For Taegis MDR, you must configure a connection specific to the supported technologies in your environment for any response actions that you may want to take in XDR, or for any actions that you want Taegis MDR analysts to perform on your behalf. Secureworks technologies (Taegis™ XDR Endpoint Agent, Red Cloak™ Endpoint Agent, and Taegis™ NDR) do not require a connection to be configured for automation, as these are configured automatically.

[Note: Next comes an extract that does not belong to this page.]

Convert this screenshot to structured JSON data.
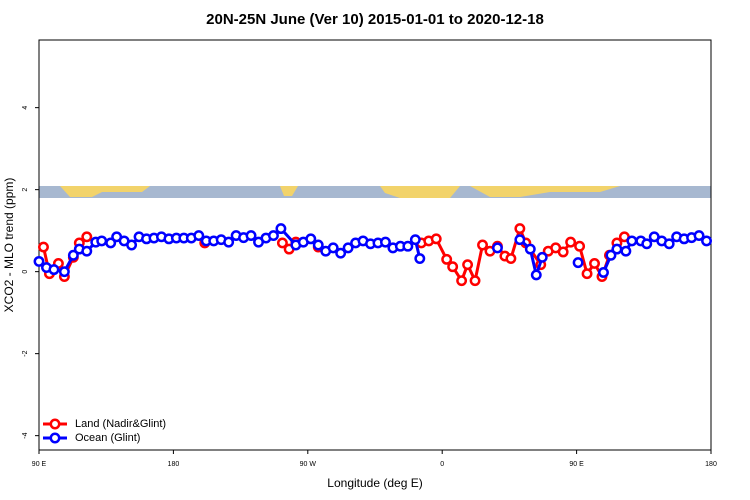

For more information about configuring connections, see Create a New Connection.

Taegis Actions🔗

Taegis Actions make it easier than ever to configure and use out-of-the-box response and enrichment actions. These actions are tightly integrated into the triage and investigation workflow to speed analysis and enable rapid response.

Each Taegis Action supports multiple integrations with common IT and InfoSec tools and works with multiple instances of each technology. This removes the need to configure and maintain multiple instances for each technology-specific integration.

Enabling Proactive Response for a supported Action allows it to be performed on your behalf when deemed necessary by a Taegis MDR analyst.

For Taegis MDR, you must configure an Action with the integrations to supported technologies in your environment for the actions you want a Taegis MDR analyst to take, such as host isolation.

See Taegis Actions for more information about configuration.

Note

Some Proactive Response Actions noted above are configurable only as Playbooks at this time.